Comme s’il entendait une voix l’appeler de cette contrée au loin, Enée se faufila dans un groupe et embarqua à son tour, baissant la tête dans l’espoir de se faire tout petit. Le voyage glacial ne fut pas très long, et bientôt, il posa le pied près d’un temple. Il y vit alors les nouveaux arrivés rendre hommage à Proserpine avant de continuer. Suivant le conseil, le prince troyen fit de même, sentant que l’accès lui sera interdit s’il ne s’exécutait pas. Quand toute la cérémonie s’acheva, il put enfin fouler une contrée charmante. C’étaient des frais bocages, des bois délicieux, et de fortunées demeures. L’air y était pur et répandu sur des campagnes où la lumière d’un soleil les revêtait. Avançant, notre héros croisa des ombres bienheureuses, les unes sur le vert gazon, les autres jouant à des luttes innocentes ou formant des chœurs. Il voyait aussi les soldats déposés les armes pour ne jamais les déterrer, et les philosophes y discourir entre eux, ou former les Morts.

Enée se crut être arrivé aux Champs Elyséens. Pourtant une petite voix lui souffla qu’il se trompait, une petite voix qui s’incarna chez un prêtre de la Thrace. Intrigué par l’arrivée d’un mortel en ces terres, ce dernier était venu à sa rencontre. Après avoir entendu son histoire, il lui apprit alors qu’il était arrivé sur l’île des Bienheureux, où les prêtres et les philosophes séjournaient, dès leur trépas. Leur rôle était aux Enfers d’accueillir les âmes, afin de les aider à purifier leur esprit avant d’accéder aux Champs Elyséens.

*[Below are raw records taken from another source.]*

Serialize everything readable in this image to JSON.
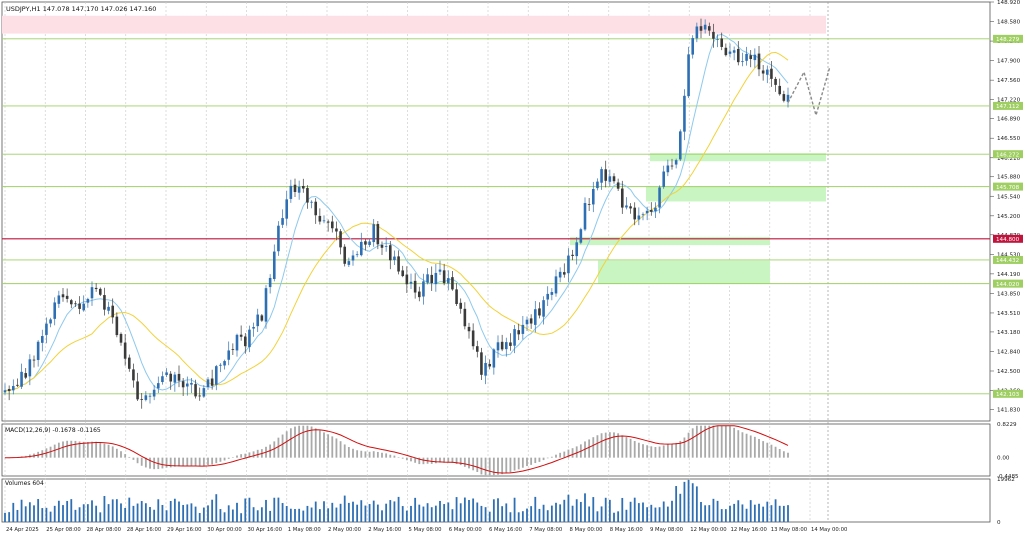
{
  "window": {
    "symbol_header": "USDJPY,H1  147.078 147.170 147.026 147.160"
  },
  "colors": {
    "bull_candle": "#2e6fb4",
    "bear_candle": "#3a3a3a",
    "ma_fast": "#8ec9ee",
    "ma_slow": "#f2d23a",
    "level_line": "#9fcf63",
    "level_label_bg": "#9fcf63",
    "support_line": "#c0143c",
    "demand_zone": "#c9f5c2",
    "supply_zone": "#fde0e6",
    "macd_hist": "#a9a9a9",
    "macd_signal": "#d10f0f",
    "volume_bar": "#2e6fb4",
    "grid": "#cfcfcf"
  },
  "chart_data": [
    {
      "type": "candlestick",
      "panel": "price",
      "ylim": [
        141.63,
        148.92
      ],
      "y_ticks": [
        "148.920",
        "148.580",
        "148.240",
        "147.900",
        "147.560",
        "147.220",
        "146.890",
        "146.550",
        "146.210",
        "145.880",
        "145.540",
        "145.200",
        "144.870",
        "144.530",
        "144.190",
        "143.850",
        "143.510",
        "143.180",
        "142.840",
        "142.500",
        "142.160",
        "141.830"
      ],
      "x_ticks": [
        "24 Apr 2025",
        "25 Apr 08:00",
        "28 Apr 08:00",
        "28 Apr 16:00",
        "29 Apr 16:00",
        "30 Apr 00:00",
        "30 Apr 16:00",
        "1 May 08:00",
        "2 May 00:00",
        "2 May 16:00",
        "5 May 08:00",
        "6 May 00:00",
        "6 May 16:00",
        "7 May 08:00",
        "8 May 00:00",
        "8 May 16:00",
        "9 May 08:00",
        "12 May 00:00",
        "12 May 16:00",
        "13 May 08:00",
        "14 May 00:00"
      ],
      "close_path": [
        142.2,
        142.35,
        142.6,
        143.2,
        143.6,
        143.8,
        143.65,
        143.9,
        143.7,
        143.3,
        142.6,
        142.05,
        142.2,
        142.5,
        142.4,
        142.25,
        142.15,
        142.4,
        142.8,
        143.0,
        143.1,
        143.5,
        144.6,
        145.5,
        145.75,
        145.4,
        145.1,
        144.9,
        144.3,
        144.6,
        144.95,
        144.7,
        144.3,
        144.0,
        143.9,
        144.2,
        144.1,
        143.7,
        143.1,
        142.5,
        142.85,
        143.0,
        143.2,
        143.4,
        143.7,
        144.0,
        144.4,
        145.0,
        145.7,
        145.95,
        145.6,
        145.25,
        145.1,
        145.3,
        146.0,
        146.3,
        148.2,
        148.55,
        148.4,
        148.05,
        147.95,
        148.05,
        147.7,
        147.4,
        147.17
      ],
      "levels": [
        "148.279",
        "147.112",
        "146.272",
        "145.708",
        "144.800",
        "144.432",
        "144.020",
        "142.103"
      ],
      "support_level": "144.800",
      "zones": [
        {
          "kind": "supply",
          "from": 148.37,
          "to": 148.68
        },
        {
          "kind": "demand",
          "from": 146.15,
          "to": 146.29
        },
        {
          "kind": "demand",
          "from": 145.45,
          "to": 145.71
        },
        {
          "kind": "demand",
          "from": 144.69,
          "to": 144.83
        },
        {
          "kind": "demand",
          "from": 144.02,
          "to": 144.42
        }
      ],
      "forecast_path": [
        147.17,
        147.7,
        146.95,
        147.8
      ],
      "moving_averages": [
        "fast",
        "slow"
      ]
    },
    {
      "type": "macd",
      "panel": "macd",
      "label": "MACD(12,26,9) -0.1678 -0.1165",
      "ylim": [
        -0.4485,
        0.8229
      ],
      "y_ticks": [
        "0.8229",
        "0.00",
        "-0.4485"
      ]
    },
    {
      "type": "bar",
      "panel": "volume",
      "label": "Volumes 604",
      "ylim": [
        0,
        19962
      ],
      "y_ticks": [
        "19962",
        "0"
      ]
    }
  ]
}
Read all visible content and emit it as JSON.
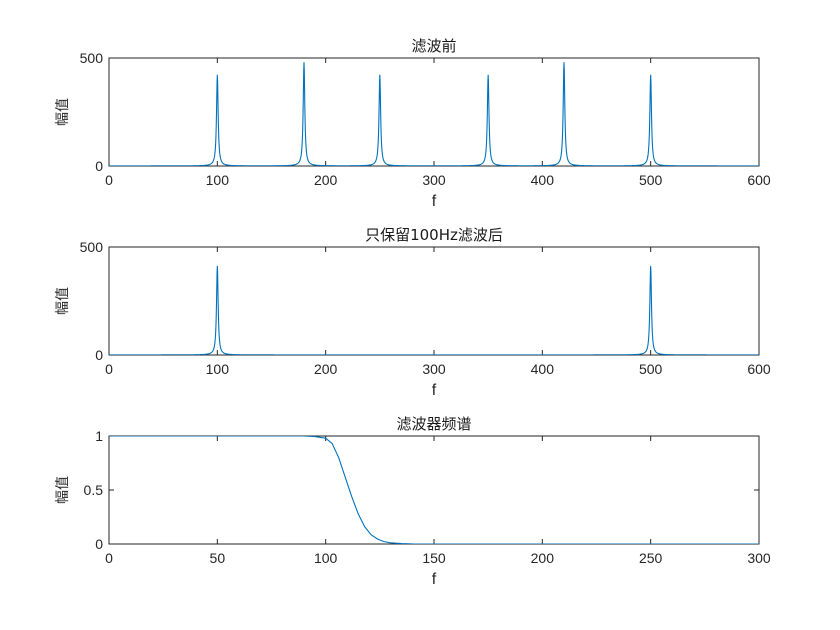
{
  "chart_data": [
    {
      "type": "line",
      "title": "滤波前",
      "xlabel": "f",
      "ylabel": "幅值",
      "xlim": [
        0,
        600
      ],
      "ylim": [
        0,
        500
      ],
      "xticks": [
        "0",
        "100",
        "200",
        "300",
        "400",
        "500",
        "600"
      ],
      "yticks": [
        "0",
        "500"
      ],
      "line_color": "#0072BD",
      "peaks": [
        {
          "x": 100,
          "y": 420
        },
        {
          "x": 180,
          "y": 478
        },
        {
          "x": 250,
          "y": 420
        },
        {
          "x": 350,
          "y": 420
        },
        {
          "x": 420,
          "y": 478
        },
        {
          "x": 500,
          "y": 420
        }
      ]
    },
    {
      "type": "line",
      "title": "只保留100Hz滤波后",
      "xlabel": "f",
      "ylabel": "幅值",
      "xlim": [
        0,
        600
      ],
      "ylim": [
        0,
        500
      ],
      "xticks": [
        "0",
        "100",
        "200",
        "300",
        "400",
        "500",
        "600"
      ],
      "yticks": [
        "0",
        "500"
      ],
      "line_color": "#0072BD",
      "peaks": [
        {
          "x": 100,
          "y": 410
        },
        {
          "x": 500,
          "y": 410
        }
      ]
    },
    {
      "type": "line",
      "title": "滤波器频谱",
      "xlabel": "f",
      "ylabel": "幅值",
      "xlim": [
        0,
        300
      ],
      "ylim": [
        0,
        1
      ],
      "xticks": [
        "0",
        "50",
        "100",
        "150",
        "200",
        "250",
        "300"
      ],
      "yticks": [
        "0",
        "0.5",
        "1"
      ],
      "line_color": "#0072BD",
      "curve": {
        "x": [
          0,
          90,
          95,
          100,
          103,
          106,
          109,
          112,
          115,
          118,
          121,
          124,
          127,
          130,
          135,
          140,
          150,
          300
        ],
        "y": [
          1,
          1,
          0.995,
          0.98,
          0.93,
          0.8,
          0.62,
          0.44,
          0.28,
          0.16,
          0.085,
          0.045,
          0.022,
          0.011,
          0.004,
          0.001,
          0,
          0
        ]
      }
    }
  ]
}
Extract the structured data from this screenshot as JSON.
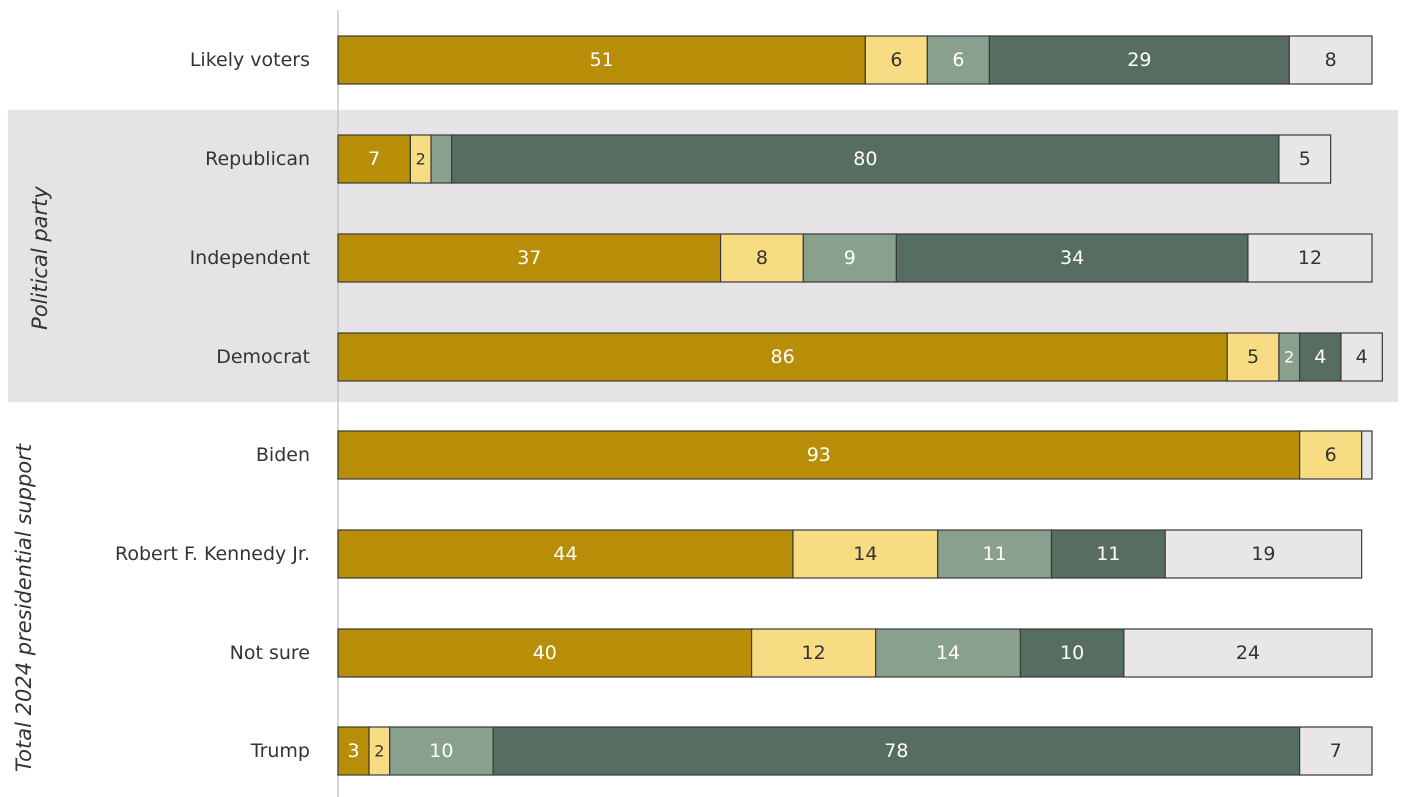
{
  "chart_data": {
    "type": "bar",
    "orientation": "horizontal",
    "stacked": true,
    "xlim": [
      0,
      100
    ],
    "categories": [
      "Likely voters",
      "Republican",
      "Independent",
      "Democrat",
      "Biden",
      "Robert F. Kennedy Jr.",
      "Not sure",
      "Trump"
    ],
    "groups": [
      {
        "label": "Political party",
        "categories": [
          "Republican",
          "Independent",
          "Democrat"
        ]
      },
      {
        "label": "Total 2024 presidential support",
        "categories": [
          "Biden",
          "Robert F. Kennedy Jr.",
          "Not sure",
          "Trump"
        ]
      }
    ],
    "series": [
      {
        "color": "#b88e08",
        "text_color": "#ffffff",
        "values": [
          51,
          7,
          37,
          86,
          93,
          44,
          40,
          3
        ],
        "labels": [
          "51",
          "7",
          "37",
          "86",
          "93",
          "44",
          "40",
          "3"
        ]
      },
      {
        "color": "#f8dc84",
        "text_color": "#333333",
        "values": [
          6,
          2,
          8,
          5,
          6,
          14,
          12,
          2
        ],
        "labels": [
          "6",
          "2",
          "8",
          "5",
          "6",
          "14",
          "12",
          "2"
        ]
      },
      {
        "color": "#8aa08f",
        "text_color": "#ffffff",
        "values": [
          6,
          2,
          9,
          2,
          0,
          11,
          14,
          10
        ],
        "labels": [
          "6",
          "",
          "9",
          "2",
          "",
          "11",
          "14",
          "10"
        ]
      },
      {
        "color": "#576d61",
        "text_color": "#ffffff",
        "values": [
          29,
          80,
          34,
          4,
          0,
          11,
          10,
          78
        ],
        "labels": [
          "29",
          "80",
          "34",
          "4",
          "",
          "11",
          "10",
          "78"
        ]
      },
      {
        "color": "#e8e6e8",
        "text_color": "#333333",
        "values": [
          8,
          5,
          12,
          4,
          1,
          19,
          24,
          7
        ],
        "labels": [
          "8",
          "5",
          "12",
          "4",
          "",
          "19",
          "24",
          "7"
        ]
      }
    ]
  },
  "colors": {
    "group_band": "#e5e3e5",
    "bar_outline": "#3a3a3a",
    "axis_line": "#c8c8c8",
    "label_text": "#333333"
  }
}
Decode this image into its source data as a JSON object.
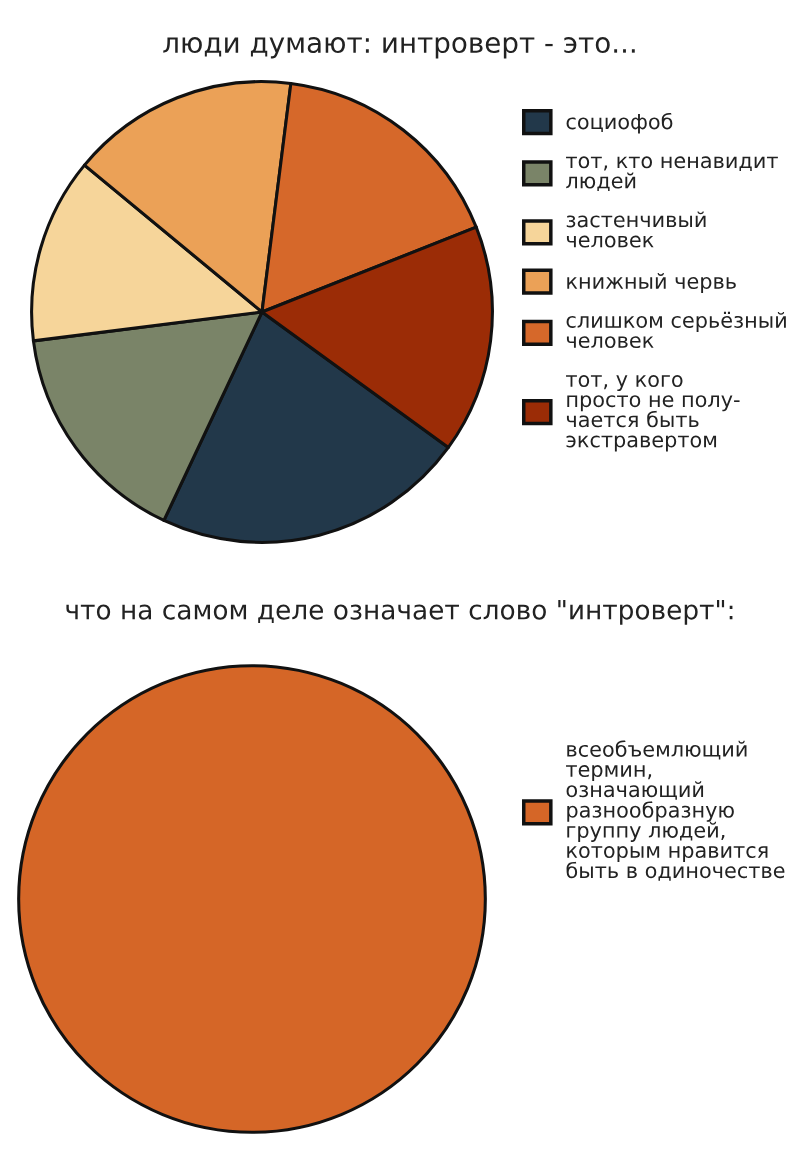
{
  "chart_data": [
    {
      "type": "pie",
      "title": "люди думают: интроверт - это...",
      "categories": [
        "социофоб",
        "тот, кто ненавидит\nлюдей",
        "застенчивый\nчеловек",
        "книжный червь",
        "слишком серьёзный\nчеловек",
        "тот, у кого\nпросто не полу-\nчается быть\nэкстравертом"
      ],
      "values": [
        22,
        16,
        13,
        16,
        17,
        16
      ],
      "colors": [
        "#22384a",
        "#7a8468",
        "#f6d59a",
        "#eba157",
        "#d6682a",
        "#9b2c06"
      ],
      "legend": "right"
    },
    {
      "type": "pie",
      "title": "что на самом деле означает слово \"интроверт\":",
      "categories": [
        "всеобъемлющий\nтермин,\nозначающий\nразнообразную\nгруппу людей,\nкоторым нравится\nбыть в одиночестве"
      ],
      "values": [
        100
      ],
      "colors": [
        "#d56627"
      ],
      "legend": "right"
    }
  ]
}
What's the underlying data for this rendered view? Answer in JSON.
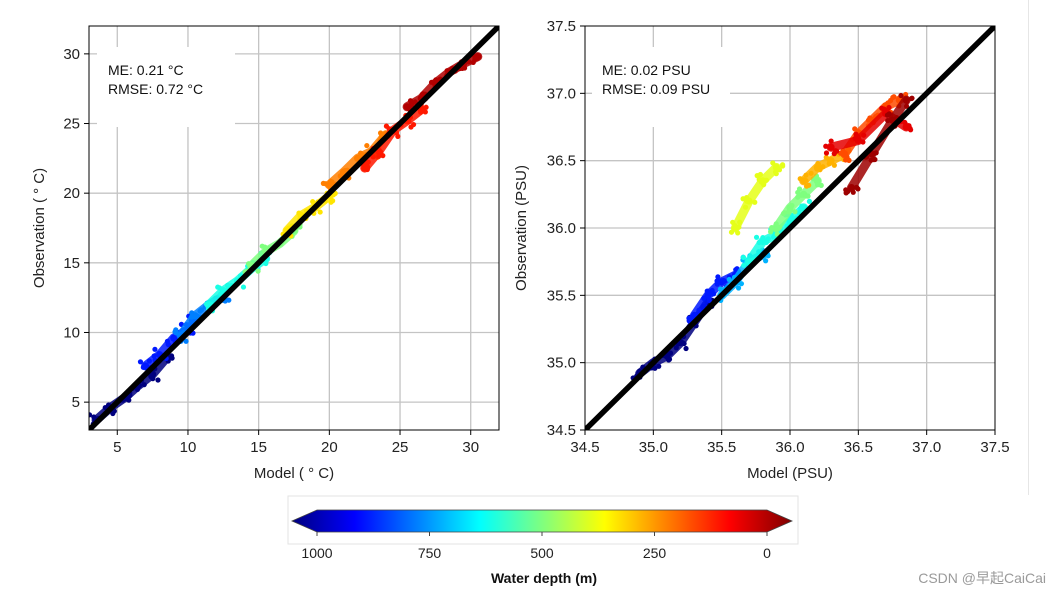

Fronçant les sourcils, le prince de Troie eut un peu de mal à comprendre, avant de réaliser que les plaines qu’il avait traversé précédemment n’étaient qu’un purgatoire. Cette île des Bienheureux n’accueillait uniquement les Mortels qui avaient fini leur temps d’errance, et qui avait purifié leur vie terrestre là-bas. Par contre, toute dérive en cette terre bénie était punie par l’expulsion. Ainsi, Enée comprit le balai des barques sur l’Achéron. Elles emmenaient les âmes finir leur voyage de purification auprès des Bienheureux. A l’opposé, elles ramenaient ceux qui n’avaient pas réussi à suivre les règles à leur expiation. Ils étaient de nouveau condamnés à revivre un séjour au sein du purgatoire.

Dès cette réalisation faite, le fils d’Aphrodite se rappela son but, et demanda au prêtre s’il était la personne qu’il cherchait. Malheureusement, il reçut uniquement un désappointement. Il allait abandonner quand le religieux, après un temps de réflexion, raviva l’espoir. Il lui apprit qu’aux Enfers, il existait une rare exception, une exception qui amenait une âme à ne jamais passer par toutes les terres infernales. Vu son lien avec la déesse de la Beauté, il était presque certain que ce fut son cas. Il invita donc Enée à le suivre, le guidant jusqu’au rivage du lac d’Achériousas, où l’Achéron se jetait. Là encore, des embarcations attendaient des voyageurs, ou en déposaient en cette île des Bienheureux. Ce qui frappa cette fois Enée, fut leur structure. Au lieu d’être bâti dans du bois noir et négligé, sans aucuns ornements comme les précédentes, elles avaient été taillées dans des essences d’arbres nobles et de l’or décorait la poupe et la proue. C’était vraiment étonnant. S’arrêtant à bonne distance du bord, le prêtre fit comprendre au seul être vivant qu’il se devait d’embarquer à son tour. Le prince troyen obtempéra, et se trouva à naviguer encore une fois sur les eaux des Enfers.